Councils More Common
The use of PFACs has increased exponentially in the past several years, Hoy says. Hospitals and other healthcare organizations are embracing the idea as a useful quality improvement tool, she says, with about 54% already using patient and family advisors in some capacity.
“The idea of having advisors is taking hold in the healthcare community, but it’s spreading now beyond the idea of having one council for your hospital or health system,” Hoy says. “We’re seeing councils developed for research, measurement development teams, and quality improvement organizations themselves. That is continuing to spread.”
Hoy recently met with a major health plan that is developing a PFAC to help design benefit packages.
Watch for Pitfalls
There are potential pitfalls when establishing a PFAC, Hoy notes. To get the most value from a council, the hospital should take it on as a serious endeavor and not merely a casual nod to listening more to patients and family. An organization can start slowly, but still, a council is more than just having a few volunteers in for lunch a few times a year and asking them for suggestions, she says.
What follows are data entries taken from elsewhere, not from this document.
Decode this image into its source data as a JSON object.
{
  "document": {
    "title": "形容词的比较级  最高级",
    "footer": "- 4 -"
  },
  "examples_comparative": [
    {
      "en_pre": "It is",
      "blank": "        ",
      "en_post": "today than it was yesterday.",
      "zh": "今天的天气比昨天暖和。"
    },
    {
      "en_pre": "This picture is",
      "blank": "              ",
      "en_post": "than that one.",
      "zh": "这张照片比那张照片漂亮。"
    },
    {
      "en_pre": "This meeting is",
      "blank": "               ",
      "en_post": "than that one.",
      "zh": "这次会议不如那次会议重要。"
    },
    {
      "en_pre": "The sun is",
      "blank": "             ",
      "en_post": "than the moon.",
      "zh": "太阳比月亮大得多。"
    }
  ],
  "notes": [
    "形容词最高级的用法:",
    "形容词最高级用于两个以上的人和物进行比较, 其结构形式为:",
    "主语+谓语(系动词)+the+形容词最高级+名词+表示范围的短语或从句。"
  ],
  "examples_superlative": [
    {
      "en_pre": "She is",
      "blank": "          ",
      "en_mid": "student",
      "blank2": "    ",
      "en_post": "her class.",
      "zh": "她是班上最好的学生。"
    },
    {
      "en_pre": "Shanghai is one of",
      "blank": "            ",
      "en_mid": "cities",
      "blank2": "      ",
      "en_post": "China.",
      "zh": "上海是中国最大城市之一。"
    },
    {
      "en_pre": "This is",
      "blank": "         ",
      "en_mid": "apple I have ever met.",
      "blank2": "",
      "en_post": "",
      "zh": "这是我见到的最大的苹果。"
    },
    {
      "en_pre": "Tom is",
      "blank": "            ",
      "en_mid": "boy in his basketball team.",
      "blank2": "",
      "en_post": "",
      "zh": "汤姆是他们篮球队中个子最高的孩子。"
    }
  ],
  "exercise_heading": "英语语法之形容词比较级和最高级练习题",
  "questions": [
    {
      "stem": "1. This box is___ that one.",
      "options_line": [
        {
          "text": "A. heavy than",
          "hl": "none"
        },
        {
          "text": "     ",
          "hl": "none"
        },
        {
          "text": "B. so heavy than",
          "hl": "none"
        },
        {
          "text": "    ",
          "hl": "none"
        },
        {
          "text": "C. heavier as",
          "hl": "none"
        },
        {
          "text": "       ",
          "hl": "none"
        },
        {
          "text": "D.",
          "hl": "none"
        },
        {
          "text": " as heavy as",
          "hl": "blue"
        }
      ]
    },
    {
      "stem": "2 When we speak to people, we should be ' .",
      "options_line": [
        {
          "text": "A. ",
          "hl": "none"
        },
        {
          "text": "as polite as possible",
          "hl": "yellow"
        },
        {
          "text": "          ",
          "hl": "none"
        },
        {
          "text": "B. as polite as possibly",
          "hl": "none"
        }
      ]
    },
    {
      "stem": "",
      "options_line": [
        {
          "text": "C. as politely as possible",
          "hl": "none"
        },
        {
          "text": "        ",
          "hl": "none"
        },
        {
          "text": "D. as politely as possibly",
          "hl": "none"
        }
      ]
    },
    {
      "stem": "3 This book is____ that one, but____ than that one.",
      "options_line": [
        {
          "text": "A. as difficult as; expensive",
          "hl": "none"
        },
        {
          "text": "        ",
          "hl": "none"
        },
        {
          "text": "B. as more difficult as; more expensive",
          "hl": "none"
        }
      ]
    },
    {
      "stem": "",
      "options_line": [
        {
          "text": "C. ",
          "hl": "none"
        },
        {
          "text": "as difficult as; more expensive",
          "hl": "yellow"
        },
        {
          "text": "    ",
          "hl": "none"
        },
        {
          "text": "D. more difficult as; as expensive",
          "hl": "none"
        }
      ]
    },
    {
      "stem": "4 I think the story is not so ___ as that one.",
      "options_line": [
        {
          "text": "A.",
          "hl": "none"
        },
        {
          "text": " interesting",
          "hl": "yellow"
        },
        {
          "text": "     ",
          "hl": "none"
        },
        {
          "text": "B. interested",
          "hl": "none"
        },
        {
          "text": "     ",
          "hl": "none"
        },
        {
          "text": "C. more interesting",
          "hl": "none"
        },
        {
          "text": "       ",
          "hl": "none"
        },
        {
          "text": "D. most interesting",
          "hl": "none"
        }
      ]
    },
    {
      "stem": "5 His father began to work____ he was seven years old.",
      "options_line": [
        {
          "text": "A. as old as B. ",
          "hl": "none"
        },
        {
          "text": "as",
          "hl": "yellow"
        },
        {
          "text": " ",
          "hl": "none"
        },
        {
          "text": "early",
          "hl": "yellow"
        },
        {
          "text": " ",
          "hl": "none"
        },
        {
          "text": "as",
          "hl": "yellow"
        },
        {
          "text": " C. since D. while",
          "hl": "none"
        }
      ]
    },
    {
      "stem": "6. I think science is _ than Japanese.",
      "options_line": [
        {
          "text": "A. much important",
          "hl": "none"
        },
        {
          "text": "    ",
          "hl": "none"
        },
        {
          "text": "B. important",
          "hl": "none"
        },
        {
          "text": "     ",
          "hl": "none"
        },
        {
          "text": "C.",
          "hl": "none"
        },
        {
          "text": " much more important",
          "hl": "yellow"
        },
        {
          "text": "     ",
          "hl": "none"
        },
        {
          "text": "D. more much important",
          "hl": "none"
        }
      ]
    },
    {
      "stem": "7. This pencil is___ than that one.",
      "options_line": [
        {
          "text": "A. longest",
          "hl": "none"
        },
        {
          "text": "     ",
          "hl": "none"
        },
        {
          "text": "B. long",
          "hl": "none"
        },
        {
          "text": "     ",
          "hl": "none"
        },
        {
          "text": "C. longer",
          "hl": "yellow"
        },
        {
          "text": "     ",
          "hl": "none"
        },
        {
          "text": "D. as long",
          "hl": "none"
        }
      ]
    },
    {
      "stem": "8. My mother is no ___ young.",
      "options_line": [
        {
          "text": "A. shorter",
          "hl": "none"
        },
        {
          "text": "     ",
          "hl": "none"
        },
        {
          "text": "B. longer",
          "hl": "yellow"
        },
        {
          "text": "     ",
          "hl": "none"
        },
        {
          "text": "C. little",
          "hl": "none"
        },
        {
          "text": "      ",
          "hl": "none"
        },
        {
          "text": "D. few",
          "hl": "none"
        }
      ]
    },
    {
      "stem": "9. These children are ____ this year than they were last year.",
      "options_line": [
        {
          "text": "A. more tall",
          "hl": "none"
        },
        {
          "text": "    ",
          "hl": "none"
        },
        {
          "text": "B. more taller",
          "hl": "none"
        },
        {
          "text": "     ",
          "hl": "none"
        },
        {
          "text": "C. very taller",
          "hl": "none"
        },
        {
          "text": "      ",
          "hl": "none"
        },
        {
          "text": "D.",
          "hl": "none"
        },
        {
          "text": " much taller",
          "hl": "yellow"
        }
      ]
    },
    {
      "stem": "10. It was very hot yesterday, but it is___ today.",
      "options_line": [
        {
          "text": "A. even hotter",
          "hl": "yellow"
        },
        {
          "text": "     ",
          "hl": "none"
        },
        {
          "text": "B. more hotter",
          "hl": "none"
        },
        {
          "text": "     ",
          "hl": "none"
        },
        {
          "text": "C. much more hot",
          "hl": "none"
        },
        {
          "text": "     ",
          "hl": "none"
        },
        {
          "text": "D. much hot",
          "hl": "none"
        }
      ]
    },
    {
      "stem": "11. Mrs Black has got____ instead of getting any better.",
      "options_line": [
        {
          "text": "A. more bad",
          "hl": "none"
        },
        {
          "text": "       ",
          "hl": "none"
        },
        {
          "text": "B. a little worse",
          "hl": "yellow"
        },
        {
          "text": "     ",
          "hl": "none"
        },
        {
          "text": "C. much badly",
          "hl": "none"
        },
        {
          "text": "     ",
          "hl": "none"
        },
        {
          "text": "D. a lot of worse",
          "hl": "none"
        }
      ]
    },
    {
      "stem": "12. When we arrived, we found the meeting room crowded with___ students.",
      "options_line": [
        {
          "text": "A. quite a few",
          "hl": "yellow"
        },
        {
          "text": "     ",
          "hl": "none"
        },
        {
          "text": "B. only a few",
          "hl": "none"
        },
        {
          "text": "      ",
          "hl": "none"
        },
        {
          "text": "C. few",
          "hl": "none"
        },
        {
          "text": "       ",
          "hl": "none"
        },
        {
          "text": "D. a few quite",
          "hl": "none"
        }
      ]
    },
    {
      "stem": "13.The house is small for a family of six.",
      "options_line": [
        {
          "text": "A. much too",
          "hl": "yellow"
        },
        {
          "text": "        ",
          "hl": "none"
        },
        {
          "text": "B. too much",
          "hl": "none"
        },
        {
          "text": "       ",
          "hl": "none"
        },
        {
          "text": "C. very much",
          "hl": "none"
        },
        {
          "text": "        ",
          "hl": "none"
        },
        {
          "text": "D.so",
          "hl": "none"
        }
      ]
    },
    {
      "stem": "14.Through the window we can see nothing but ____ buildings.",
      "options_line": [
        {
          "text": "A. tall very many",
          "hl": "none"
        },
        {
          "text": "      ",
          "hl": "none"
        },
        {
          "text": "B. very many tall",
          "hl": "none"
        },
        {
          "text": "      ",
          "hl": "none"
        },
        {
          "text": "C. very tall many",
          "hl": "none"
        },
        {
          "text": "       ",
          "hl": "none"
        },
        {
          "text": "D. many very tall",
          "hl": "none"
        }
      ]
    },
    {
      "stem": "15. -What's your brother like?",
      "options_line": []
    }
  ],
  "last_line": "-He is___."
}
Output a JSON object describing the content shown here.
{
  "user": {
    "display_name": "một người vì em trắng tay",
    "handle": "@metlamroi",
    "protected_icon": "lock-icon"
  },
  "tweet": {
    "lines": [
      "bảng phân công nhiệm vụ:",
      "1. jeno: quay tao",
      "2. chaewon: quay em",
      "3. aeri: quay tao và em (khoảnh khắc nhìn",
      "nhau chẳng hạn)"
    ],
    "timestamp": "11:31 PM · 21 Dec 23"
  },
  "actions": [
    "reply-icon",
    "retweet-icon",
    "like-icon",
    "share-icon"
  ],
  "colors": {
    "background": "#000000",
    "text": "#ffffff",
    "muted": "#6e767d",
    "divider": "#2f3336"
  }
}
“There is a risk of not being intentional enough up front, not understanding for the organization what the specific value is to them and how to best implement this plan, which often means working through your quality improvement framework,” Hoy says. “It can start as a small test of change and develop organically from there, rather than jumping in all at once with a full council. But some organizations are ready to move forward in a deliberate way. The important thing is to know what you want from this effort and being intentional about that from the start.”
When you don’t establish the council with that mindset, it can become only a reactive resource. The council might provide feedback, but that information is provided to the organization without structure, Hoy says. The recipients do not know what to do with it or how it fits into the hospital’s quality improvement efforts. “That’s when things get really loose and the value just diminishes,” Hoy says.
Another pitfall is not closing the communication loop. It is discouraging for council members to discuss an issue or policy and see no evidence that their input was valued or led to any changes, she says. Volunteers don’t expect the hospital to accept and act on all their suggestions, Hoy says, but they do need to hear that the information was received and considered.
“It’s very important for organizations to close that loop by telling them that their information went to the appropriate committee and for this reason and that reason the committee decided not to alter the policy, or the decision is on hold for another six months,” she says. “Whatever the explanation it is, it’s important to pass that on to the advisors so they don’t lose momentum.”